Three recent occasions triggered reactions that are great food for thought. First, former vice president Gen Mustafa Adrisi died. Then the Kabaka of Buganda, Ronald Muwenda Mutebi, celebrated 20 years on the throne. Three: The Public Order Management Bill, 2011, was bulldozed through Parliament.
When Field Marshal Idi Amin was in power between 1971 and 1979, there were a few men believed to have a moderating influence on the brutal thrust of the regime. Without abandoning caution, the Gen Mustafa Adrisi was held in that regard. By the same token, there were men who stretched the brutality to excess; like the late Juma “Butabika”.
Although these opposing influences created their tension, Gen. Adrisi’s pull was not strong enough to change the general direction of the regime; a brand of fascism.

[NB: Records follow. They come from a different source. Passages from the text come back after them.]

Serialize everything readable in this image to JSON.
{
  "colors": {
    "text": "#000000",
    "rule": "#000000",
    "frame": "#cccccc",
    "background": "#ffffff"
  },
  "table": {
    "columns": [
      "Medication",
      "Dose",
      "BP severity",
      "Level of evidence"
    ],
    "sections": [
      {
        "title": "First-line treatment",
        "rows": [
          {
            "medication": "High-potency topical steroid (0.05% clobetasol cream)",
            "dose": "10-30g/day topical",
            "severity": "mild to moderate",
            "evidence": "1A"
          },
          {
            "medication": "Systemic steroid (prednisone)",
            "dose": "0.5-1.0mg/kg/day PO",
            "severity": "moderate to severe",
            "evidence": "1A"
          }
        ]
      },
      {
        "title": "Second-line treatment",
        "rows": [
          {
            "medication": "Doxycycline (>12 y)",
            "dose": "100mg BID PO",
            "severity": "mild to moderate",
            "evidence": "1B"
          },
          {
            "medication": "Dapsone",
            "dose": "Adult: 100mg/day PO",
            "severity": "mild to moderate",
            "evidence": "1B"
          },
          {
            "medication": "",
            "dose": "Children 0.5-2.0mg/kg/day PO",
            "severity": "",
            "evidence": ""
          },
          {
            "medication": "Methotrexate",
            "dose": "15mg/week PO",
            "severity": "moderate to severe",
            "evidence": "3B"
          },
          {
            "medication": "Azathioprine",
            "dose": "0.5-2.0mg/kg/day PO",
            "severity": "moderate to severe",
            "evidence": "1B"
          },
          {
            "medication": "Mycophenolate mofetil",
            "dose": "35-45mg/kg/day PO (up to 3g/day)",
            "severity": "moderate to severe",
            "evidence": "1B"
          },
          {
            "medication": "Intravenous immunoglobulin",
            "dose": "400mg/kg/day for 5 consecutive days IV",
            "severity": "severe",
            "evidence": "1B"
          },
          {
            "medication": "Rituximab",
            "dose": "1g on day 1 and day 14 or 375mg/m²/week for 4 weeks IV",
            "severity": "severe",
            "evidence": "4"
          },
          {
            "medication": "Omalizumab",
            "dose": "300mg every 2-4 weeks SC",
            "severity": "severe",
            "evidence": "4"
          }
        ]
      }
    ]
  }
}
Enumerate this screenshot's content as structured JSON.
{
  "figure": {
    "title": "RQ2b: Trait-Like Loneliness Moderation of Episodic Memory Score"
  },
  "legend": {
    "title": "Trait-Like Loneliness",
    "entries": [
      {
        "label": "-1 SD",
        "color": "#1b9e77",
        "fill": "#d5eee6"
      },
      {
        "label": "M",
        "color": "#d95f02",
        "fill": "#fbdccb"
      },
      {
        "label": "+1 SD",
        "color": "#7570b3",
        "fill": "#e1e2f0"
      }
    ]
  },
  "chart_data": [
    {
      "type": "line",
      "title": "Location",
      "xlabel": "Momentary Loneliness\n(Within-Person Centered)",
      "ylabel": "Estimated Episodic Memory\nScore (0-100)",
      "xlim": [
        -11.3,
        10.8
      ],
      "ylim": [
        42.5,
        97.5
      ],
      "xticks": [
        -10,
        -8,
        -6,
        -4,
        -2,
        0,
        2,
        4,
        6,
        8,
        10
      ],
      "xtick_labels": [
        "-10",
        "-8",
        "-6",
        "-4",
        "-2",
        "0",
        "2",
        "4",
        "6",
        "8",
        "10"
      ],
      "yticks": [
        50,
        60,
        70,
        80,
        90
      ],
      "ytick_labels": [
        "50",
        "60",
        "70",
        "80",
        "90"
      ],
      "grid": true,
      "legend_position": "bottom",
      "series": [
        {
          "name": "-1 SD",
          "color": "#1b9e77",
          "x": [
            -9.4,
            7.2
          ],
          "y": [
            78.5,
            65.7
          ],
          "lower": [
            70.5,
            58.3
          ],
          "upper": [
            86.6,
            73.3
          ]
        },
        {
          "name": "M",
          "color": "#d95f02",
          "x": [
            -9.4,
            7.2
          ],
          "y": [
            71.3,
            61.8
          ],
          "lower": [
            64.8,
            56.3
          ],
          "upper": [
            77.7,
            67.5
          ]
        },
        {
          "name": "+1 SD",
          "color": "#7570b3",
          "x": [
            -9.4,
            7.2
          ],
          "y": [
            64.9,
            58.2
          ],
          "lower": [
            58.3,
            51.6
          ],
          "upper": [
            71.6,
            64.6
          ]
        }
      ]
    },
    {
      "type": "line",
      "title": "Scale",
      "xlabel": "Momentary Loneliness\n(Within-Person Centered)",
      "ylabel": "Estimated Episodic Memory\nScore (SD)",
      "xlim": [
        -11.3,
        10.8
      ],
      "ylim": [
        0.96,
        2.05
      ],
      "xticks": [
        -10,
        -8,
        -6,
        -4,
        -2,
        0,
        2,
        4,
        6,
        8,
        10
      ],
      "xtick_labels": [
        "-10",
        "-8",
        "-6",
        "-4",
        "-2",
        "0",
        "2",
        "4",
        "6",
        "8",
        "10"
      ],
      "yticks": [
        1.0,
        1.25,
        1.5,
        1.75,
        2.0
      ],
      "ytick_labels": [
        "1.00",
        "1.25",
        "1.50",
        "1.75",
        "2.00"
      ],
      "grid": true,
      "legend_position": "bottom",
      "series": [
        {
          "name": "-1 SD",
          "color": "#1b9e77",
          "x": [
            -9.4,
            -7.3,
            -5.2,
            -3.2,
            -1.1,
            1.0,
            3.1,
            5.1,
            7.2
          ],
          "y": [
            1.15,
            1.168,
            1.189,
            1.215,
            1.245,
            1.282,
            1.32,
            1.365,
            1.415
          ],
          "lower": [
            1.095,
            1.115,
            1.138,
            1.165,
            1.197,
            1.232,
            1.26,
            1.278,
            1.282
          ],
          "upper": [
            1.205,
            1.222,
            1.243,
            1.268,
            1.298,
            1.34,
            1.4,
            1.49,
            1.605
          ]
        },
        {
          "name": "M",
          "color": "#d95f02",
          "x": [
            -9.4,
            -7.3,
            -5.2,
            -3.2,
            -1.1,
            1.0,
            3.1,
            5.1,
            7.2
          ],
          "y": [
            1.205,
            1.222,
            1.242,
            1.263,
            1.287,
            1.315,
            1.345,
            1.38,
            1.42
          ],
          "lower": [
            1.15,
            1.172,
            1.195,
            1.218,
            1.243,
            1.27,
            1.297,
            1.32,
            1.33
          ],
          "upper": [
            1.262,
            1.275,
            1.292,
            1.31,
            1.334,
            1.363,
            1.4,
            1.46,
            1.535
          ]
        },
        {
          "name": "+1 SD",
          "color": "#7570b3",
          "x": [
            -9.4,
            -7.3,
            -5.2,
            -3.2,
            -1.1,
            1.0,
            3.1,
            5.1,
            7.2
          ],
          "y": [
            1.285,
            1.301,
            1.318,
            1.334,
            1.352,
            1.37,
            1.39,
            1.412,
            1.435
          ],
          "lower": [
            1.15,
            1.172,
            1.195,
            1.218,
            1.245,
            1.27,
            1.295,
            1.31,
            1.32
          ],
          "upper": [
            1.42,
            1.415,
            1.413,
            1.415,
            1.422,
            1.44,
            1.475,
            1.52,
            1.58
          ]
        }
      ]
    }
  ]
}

However, following his death, both opposition and ruling NRM politicians (including President Museveni) were very generous towards the general.
So, 34 years after the collapse of a terrible regime, citizens can still separate the few good men of the time. But just after Adrisi’s farewell, President Museveni was being heckled by rather uncharitable sections of the crowd at the Kabaka’s 2Oth anniversary.
Not because Museveni had said anything outrageous; it seems the hecklers simply disapproved of his presence at the function. Or perhaps because they did not trust him as a true friend of the monarchy, even after he had just promised to return Buganda Kingdom properties; or maybe because they were tired of him as president.
Twenty years ago, at the Kabaka’s coronation, it was unthinkable that such unfriendly and impolite noises would greet Mr Museveni. But these noises reminded one of the fury of the opposition in Parliament that week as Deputy Speaker Jacob Oulanyah and other NRM MPs went into over-drive to get the obnoxious Public Order Management Bill, 2011, passed by the House; which duly happened the following Tuesday.
If signed into law by the President, the Bill essentially empowers the police to prevent or disperse (with maximum force) virtually any political gathering of three or more people that the ruling clique may not want to take place. Nothing in the other parts of the proposed law can counter the impact of this provision to make the bill anything but evil.
As is now the pattern, the frenzied and fiendish action in Parliament was timed to coincide with something else; in this case, the “ebyaffe” charm offensive and the massive distraction of the events at Mengo. But the repression and bad governance have not gone away. Those impolite hecklers at the palace and “uncouth” MPs Jacob Oulanyah suspended from Parliament may have been the bearers of the nation’s conscience this last fortnight.
When Mr Museveni started his resistance against fascist rule, he was not polite either, and his actions were far more drastic than Odonga Otto’s tantrums in the House; they were essays in blood. Neither was the crippling disruption of the economic activities of whole communities in the Luweero Triangle an issue.
Jacob Oulanyah et al of the NRM Caucus certainly remember all these things; but of course they have also forgotten. Their weapons may not be guns and bayonets, the weapons used by the Amin regime that Gen Adrisi and Juma “Butabika” served. They use votes.
But outside the House, are layers of generals and goons armed to the teeth.
The job of the NRM MPs is to construct for these forces a narrative that roughly resembles a constitutional order and a democratic process to camouflage their entrenchment of what 34 years down the road could be remembered as a type of fascism.